Look Ma, I’m a Professional Gamer Now!
Back when I played World of Warcraft (to the dismay of my parents) I ran a little guild called the AAMS. That stood for “All Azeroth Messaging Service” (Azeroth is the fictional world in which the game takes place; the name has since been updated to “Anytime & Anywhere Messaging Service” to reflect the game’s addition of other, non-Azeroth worlds where the Messaging Service also goes). The AAMS was and is an anomaly in the storyline of Warcraft: rather than being dedicated to one side or the other in the perpetual war between “Horde” and “Alliance” factions, it works for both as neutral couriers, trying to help people construct diplomatic solutions and reduce in-game combat.
Yesterday the guild, which is still around, had its 15 minutes of internet fame in a write-up by WoW Insider, gaming-news company Joystiq’s Warcraft-specific blog.
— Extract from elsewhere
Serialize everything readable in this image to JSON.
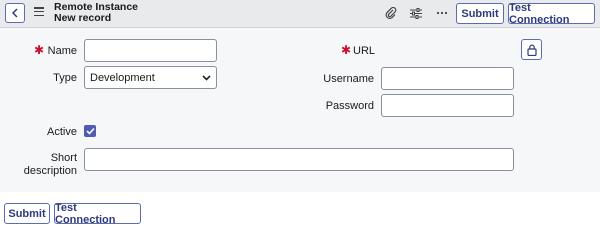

Obviously, I’m entertained and, to my chagrin, even a little proud. I did not found the AAMS (that honor goes to a friend of mine from high school, who got me into Warcraft in the first place and enabled the habit shamelessly for years), but I did help it transition from an informal group to a registered guild, and I oversaw the creation of an “Alliance Branch” faction that proved vital to the guild’s primary business of trade and translation between the warring factions.
It was a good time and a testimony to my perpetual contrary streak (the game says “fight your enemies,” I say “let’s end the war”). I’m glad to see other people kept it going in much the same vein, even keeping some of the traditions I remember in practice (like an annual, in-game “Armistice Day” celebration of an earlier treaty between the Horde and Alliance). It’s been a good five or six years since I had a hand in the guild, so quite a few people must have worked very hard to keep it going and get it noticed by WoW Insider.
And now that my guild’s made the news I’m a “professional gamer,” right? Mom and Dad must be so proud.